O Quarto do Pai
Maria Brandão
Entre a realidade e o delírio, a memória e a ficção, a gravidade e o humor, o presente e o passado, a reflexão e o retrato do tempo, O Quarto do Pai é uma expedição ao labirinto da vida de um homem singular. Um homem caprichoso e exigente, aproveitador dos prazeres mundanos, obcecado pelas suas paixões e pela sua família, preso numa urdidura cruel que lhe rouba a dignidade e o suga para o abismo.

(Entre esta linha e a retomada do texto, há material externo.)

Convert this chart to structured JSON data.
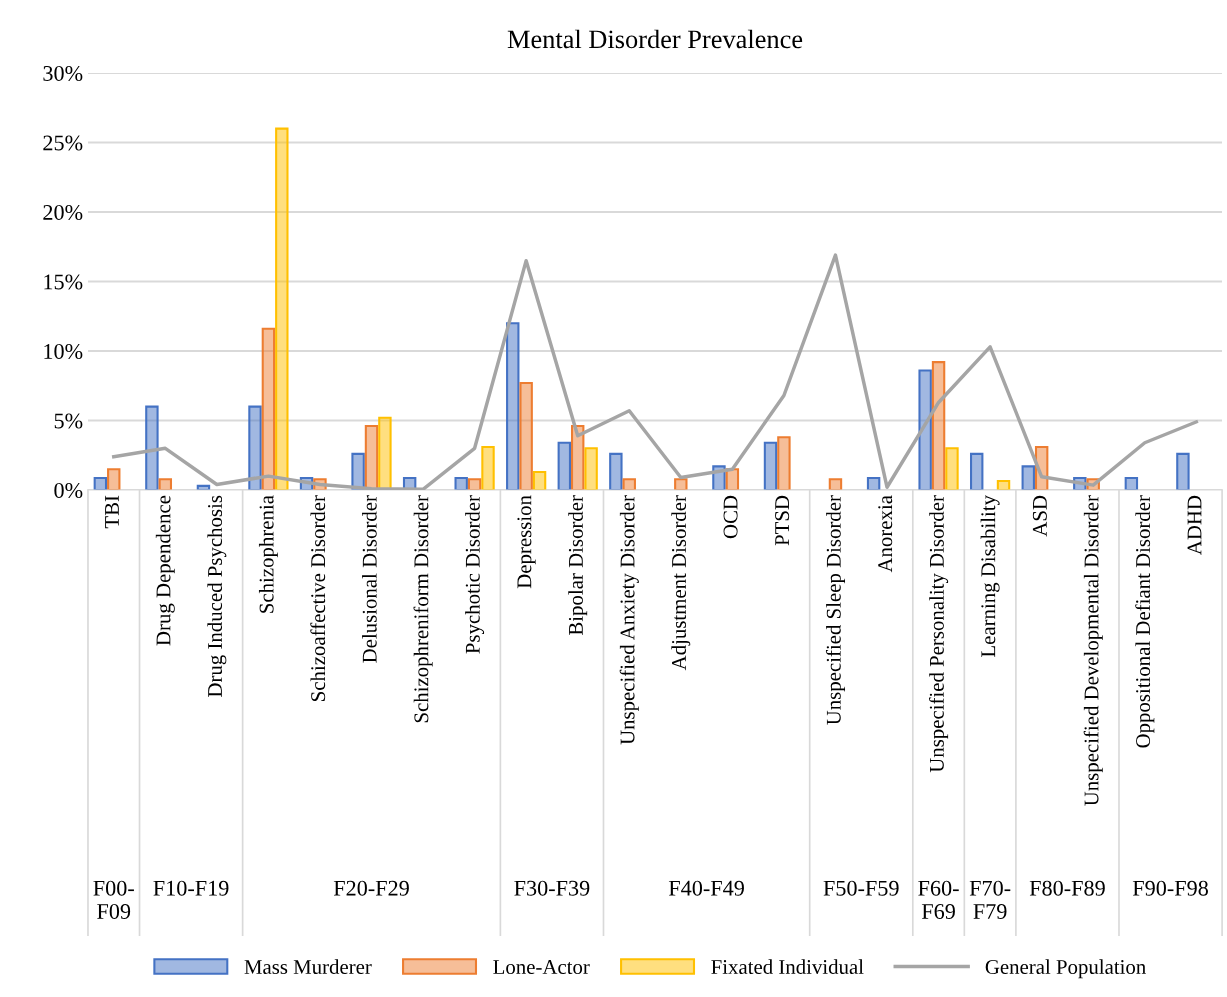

Esmurrado, mas não vencido, sob o efeito de drogas instigadoras de grandes alterações de consciência, resiste tenazmente ao mais óbvio dos destinos e toma o comando de uma narrativa reveladora do mais íntimo de si.
Excerto
São dez e meia da noite, horas de dormir, anunciam-me, apagando a luz sem me perguntar a opinião. Fico sem norte no quarto escuro, o corpo encolhido na cama articulada, o tronco soerguido por duas ou três almofadas, as pernas entaladas por outras tantas, as mãos impedidas de alcançar a algália, o viscoelástico a moldar-me os ossos e as peles, a entrar por mim acima. Ao meu lado esquerdo, um dos meus filhos, não sei bem qual, ajeita-se no cadeirão para passar a noite comigo, temperar-me a insónia com copos de água e conversas triviais, aliviar-me as dores com mudanças de posição ou comprimidos, aturar-me os delírios com desconcerto ou presença de espírito, conforme a hora e o feitio. Por entre a neblina na minha cabeça, enfraquecida pela idade e entorpecida pelo uso regular de opiáceos, consigo perceber-lhes no tom de voz o amor, a preocupação, a ansiedade e a impaciência e sei sempre quando ultrapasso o limite. São os três doces e firmes como os chocolates que o meu neto mais velho me manda da Suíça e entristece-me que não possam pernoitar mais vezes, coisa justificada pelo efeito negativo da privação de sono nas suas vidas. A minha mulher escusa-se com o mesmo argumento, válido, no caso dela, por ter quase tantos anos como eu, e, embora ofendido com a situação, não tenho alternativa a não ser aguentar os tipos musculados e resistentes contratados para zelar pela minha agitação nocturna e prestar-me a assistência possível. Não que tenha alguma coisa contra eles, nada disso. São bons homens, afáveis, profissionais experientes, habituados a lidar com corpos sem préstimo como o meu. Tratam-me sem cerimónia ou delicadeza, massajando com mãos de ferro as poucas carnes que me restam, cobrindo-as com cremes e óleos medicinais para activar a circulação e prevenir lesões, justificam-se, respondendo ao meu lamento de animal ferido. Aceito contrariado os procedimentos técnicos e as palavras optimistas. Sou caprichoso, exigente e avesso a intimidades com desconhecidos e só a presença da minha família me alumia.